How do they achieve this fall flavor? Cinnamon, cloves, nutmeg, and allspice are all infused into the cream that goes into the caramels. So rather than having a sharp, overwhelming flavor, these caramels have a mellow spiciness that permeates every bite. If you don't have the whole spices called for in the recipe, you can add a pinch of the ground spices to the cream instead. They tend to be stronger, so start with 1/4 tsp of each so that you don't end up with caramels that are too spicy.
- 2 cinnamon sticks
- 6 whole cloves, crushed
- 1 whole allspice, crushed
- 1/8 tsp freshly grated nutmeg
- 16 fl oz (2 cups) heavy cream
- 4 fl oz (1/2 cup) sweetened condensed milk
- 16 fl oz (2 cups) light corn syrup
- 4 fl oz (1/2 cup) water
- 14 oz (2 cups) granulated sugar
- ¼ tsp salt
- 4 oz (1/2 cup) softened butter, cut into small cubes
1. Prepare a 9x9 pan by lining it with aluminum foil and spraying the foil with nonstick cooking spray.
2. Combine the cinnamon sticks, cloves, allspice, nutmeg, cream, and condensed milk in a small saucepan, and place the saucepan on a burner set to the lowest heat setting. You want the milk and cream to be warm and become infused with the flavor of the spices, but do not bring it to a boil.
3. In a medium-large saucepan combine the corn syrup, water, granulated sugar, and salt over medium-high heat.

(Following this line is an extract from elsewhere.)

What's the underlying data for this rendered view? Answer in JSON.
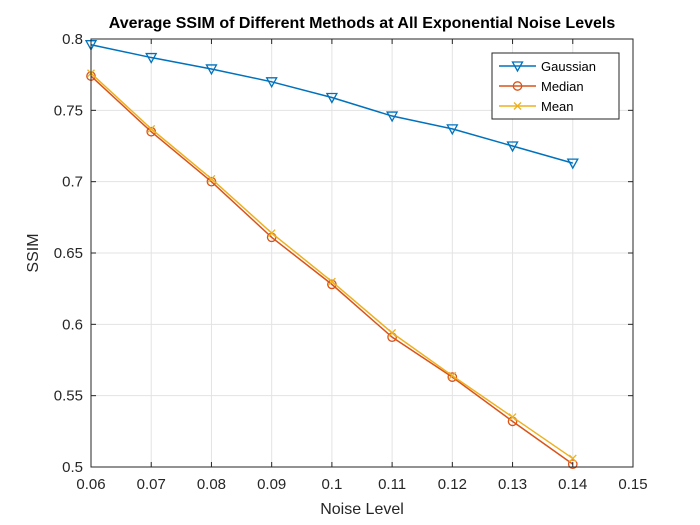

Stir the candy until the sugar dissolves, then use a wet pastry brush to wash down the sides of the pan to prevent sugar crystals from forming and making the candy grainy.
4. Insert a candy thermometer and reduce the heat to medium. Allow the mixture to come to a boil and cook until the thermometer reads 250 degrees F (121 C).
5. Add the softened butter chunks to the caramel, then pour the warm milk-cream mixture through a fine mesh strainer into the caramel. The temperature of the caramel should go down about 30 degrees.
6. Continue to cook the caramel, stirring frequently so that the bottom does not scorch. Cook it until the thermometer reads 244 F (118 C), and the caramel is a beautiful golden brown color.
7. Remove the caramel from the heat and immediately pour it into the prepared pan. Do not scrape any candy from the bottom of the saucepan. Allow the candy to sit overnight to set up and develop a smooth, silky texture, or in the refrigerator for 3-4 hours.
8. When you are ready to cut the caramel, lift the caramel from the pan using the foil as handles. Spray a large knife with nonstick cooking spray. Firmly cut into the caramels, creating 1” squares. Wipe the blade and re-spray as necessary.
9. To serve, I recommend you individually wrap the squares in waxed paper. The caramels will gradually spread and lose their square shape if not wrapped soon after cutting. Alternately, you can dip them in chocolate once they are cut.
10. Store the caramels at room temperature for up to two weeks.